Cucù, l’«Adesso!» di Renzi non c’è più
Matteo Renzi sta rischiando di vedere derubricata la propria battaglia per il rinnovamento del Pd a una ben studiata, organizzata, ma tutto sommato banale ricerca di spazi e di visibilità personale. Lo inducono a pensare le recenti sortite del sindaco, apparse più finalizzate a distinguersi a ogni costo dalle posizioni di Letta e del vertice dei democrat che ad intestarsi l’onere di un percorso da proporre al Pd per provare a farlo uscire dall’angolo in cui lo ha ricacciato la cieca ostinazione del Bersani postelezioni. È ancora presto per dirlo, ma la parabola del rottamatore sembra declinare verso quella del punzecchiatore. Non ha più le sembianze dell’alfiere di una battaglia condotta a viso aperto contro la vecchia nomenclatura bensì quelle di un guerrigliero tartufato nonché condizionato dalle convenienze del momento.
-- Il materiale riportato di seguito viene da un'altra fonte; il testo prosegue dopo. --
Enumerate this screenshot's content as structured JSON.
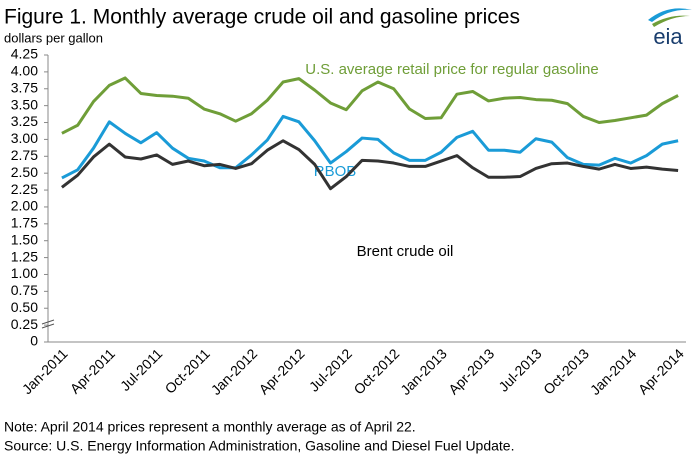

Si può leggere così la sua critica alla sospensione dell’Imu sulla prima casa decisa dal governo su input del PdL e sempre al registro dell’antiberlusconismo di maniera va iscritta la piccata risposta a chi lo ha stupidamente accusato di aver scelto la Mondadori di Marina Berlusconi come editore di un suo volume (“Io ci ho fatto un libro, voi un governo”).
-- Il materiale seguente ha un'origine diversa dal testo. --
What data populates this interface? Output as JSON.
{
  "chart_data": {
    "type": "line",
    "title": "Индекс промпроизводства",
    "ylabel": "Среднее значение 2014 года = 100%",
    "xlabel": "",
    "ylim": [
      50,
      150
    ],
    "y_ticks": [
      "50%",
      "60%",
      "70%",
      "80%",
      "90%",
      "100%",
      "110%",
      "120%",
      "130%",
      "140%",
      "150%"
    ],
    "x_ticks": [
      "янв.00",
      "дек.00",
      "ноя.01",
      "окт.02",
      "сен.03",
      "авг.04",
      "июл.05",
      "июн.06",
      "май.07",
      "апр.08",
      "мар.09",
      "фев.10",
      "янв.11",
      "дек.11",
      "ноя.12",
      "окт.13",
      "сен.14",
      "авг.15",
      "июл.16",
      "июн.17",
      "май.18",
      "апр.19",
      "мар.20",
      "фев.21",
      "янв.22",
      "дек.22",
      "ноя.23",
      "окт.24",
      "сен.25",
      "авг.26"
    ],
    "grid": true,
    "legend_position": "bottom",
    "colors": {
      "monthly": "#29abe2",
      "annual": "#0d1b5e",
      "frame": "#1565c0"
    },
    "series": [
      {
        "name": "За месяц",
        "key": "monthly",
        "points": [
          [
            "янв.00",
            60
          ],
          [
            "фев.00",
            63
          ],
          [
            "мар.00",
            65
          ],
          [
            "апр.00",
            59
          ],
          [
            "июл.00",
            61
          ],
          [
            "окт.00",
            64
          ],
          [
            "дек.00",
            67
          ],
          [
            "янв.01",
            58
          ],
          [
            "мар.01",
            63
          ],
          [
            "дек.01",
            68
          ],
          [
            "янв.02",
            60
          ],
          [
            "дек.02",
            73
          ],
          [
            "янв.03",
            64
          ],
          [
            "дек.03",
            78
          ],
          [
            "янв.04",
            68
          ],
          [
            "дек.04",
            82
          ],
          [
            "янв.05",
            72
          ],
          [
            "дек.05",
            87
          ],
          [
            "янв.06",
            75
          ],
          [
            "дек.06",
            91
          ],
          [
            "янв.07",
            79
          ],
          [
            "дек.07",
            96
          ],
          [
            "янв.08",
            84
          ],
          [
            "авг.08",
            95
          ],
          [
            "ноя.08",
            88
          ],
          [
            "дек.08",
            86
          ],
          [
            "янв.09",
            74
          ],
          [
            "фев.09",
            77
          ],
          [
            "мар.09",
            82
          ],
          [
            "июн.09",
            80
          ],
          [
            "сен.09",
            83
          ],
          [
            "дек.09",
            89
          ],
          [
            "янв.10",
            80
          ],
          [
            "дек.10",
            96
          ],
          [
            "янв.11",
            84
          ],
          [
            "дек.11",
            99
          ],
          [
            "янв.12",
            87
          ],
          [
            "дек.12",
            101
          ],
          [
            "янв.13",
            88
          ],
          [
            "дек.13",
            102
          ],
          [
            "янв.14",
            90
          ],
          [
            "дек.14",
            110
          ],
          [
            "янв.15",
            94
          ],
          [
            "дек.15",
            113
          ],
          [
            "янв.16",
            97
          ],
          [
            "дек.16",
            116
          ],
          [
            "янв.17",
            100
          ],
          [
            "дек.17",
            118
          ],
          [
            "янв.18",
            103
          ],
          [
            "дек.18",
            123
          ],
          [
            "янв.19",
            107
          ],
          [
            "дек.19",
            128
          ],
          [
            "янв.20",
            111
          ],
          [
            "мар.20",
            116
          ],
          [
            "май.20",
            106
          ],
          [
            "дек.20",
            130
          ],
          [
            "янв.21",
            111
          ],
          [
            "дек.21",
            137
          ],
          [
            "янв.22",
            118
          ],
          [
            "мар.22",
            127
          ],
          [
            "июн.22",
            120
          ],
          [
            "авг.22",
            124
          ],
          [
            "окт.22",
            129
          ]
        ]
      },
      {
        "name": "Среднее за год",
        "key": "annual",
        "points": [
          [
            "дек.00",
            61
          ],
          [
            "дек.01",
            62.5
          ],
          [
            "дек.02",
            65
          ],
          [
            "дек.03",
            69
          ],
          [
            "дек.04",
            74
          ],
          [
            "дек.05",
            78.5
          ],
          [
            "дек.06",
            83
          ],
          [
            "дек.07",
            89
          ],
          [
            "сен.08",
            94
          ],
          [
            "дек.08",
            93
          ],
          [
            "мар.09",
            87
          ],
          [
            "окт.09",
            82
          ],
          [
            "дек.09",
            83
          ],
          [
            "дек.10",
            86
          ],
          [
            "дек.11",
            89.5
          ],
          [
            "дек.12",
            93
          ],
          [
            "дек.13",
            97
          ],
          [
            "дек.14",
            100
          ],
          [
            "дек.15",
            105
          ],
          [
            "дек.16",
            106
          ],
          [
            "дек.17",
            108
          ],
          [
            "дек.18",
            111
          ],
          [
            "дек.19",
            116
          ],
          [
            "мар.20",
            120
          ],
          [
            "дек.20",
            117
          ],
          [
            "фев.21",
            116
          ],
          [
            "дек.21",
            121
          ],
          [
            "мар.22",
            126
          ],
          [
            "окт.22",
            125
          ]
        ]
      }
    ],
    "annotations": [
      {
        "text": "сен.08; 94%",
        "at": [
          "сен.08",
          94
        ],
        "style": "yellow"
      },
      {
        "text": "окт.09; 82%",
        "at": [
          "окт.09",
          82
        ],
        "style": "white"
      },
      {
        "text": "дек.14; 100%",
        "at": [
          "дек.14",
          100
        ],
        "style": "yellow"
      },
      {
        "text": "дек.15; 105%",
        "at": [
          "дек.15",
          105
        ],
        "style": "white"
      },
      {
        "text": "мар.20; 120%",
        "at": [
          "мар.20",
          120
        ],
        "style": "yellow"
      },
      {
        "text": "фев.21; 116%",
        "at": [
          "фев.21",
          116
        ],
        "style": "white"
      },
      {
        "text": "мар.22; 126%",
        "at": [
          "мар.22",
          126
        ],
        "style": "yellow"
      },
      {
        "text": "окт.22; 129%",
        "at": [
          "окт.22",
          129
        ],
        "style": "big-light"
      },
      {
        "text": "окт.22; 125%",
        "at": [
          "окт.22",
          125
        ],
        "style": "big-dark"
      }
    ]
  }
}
Che Renzi dovesse recuperare simpatie interne era intuibile, che dovesse farlo a colpi di battute e di sortite antiCavaliere è comprensibile. Che però lo facesse anche a costo di alienare quel tesoretto di consensi e di simpatie annidate in partibus infidelium, appare francamente una forma di penitenza politica eccessiva. Renzi deve il suo smalto ed in definitiva la originale rappresentazione del suo stesso personaggio alla goliardica scioltezza con cui ha saputo rompere vecchi tabù a sinistra, primo fra tutti la coazione all’odio verso il Grande Nemico. Che egli ora, seppur in nome di confessabili convenienze, abbia scelto di acconciarsi a fare la propria parte in tal senso, ci sta pure. Ma è anche spia di una fragilità progettuale e, forse, di una sottovalutata condizione di persistente inagibilità politica interna. Lo testimoniano indirettamente i ripetuti “vedremo” opposti ai pressanti inviti ad assumere ruoli ed atteggiamenti più incisivi nella travagliata vicenda del Pd e rispetto all’esecutivo guidato dal giovane Letta. E per uno che aveva scelto l’imperativo “Adesso!” come slogan della madre di tutte le battaglie contro i vecchi fusti del Pd, rinviare a domani quel che si può fare oggi non è davvero il massimo della coerenza.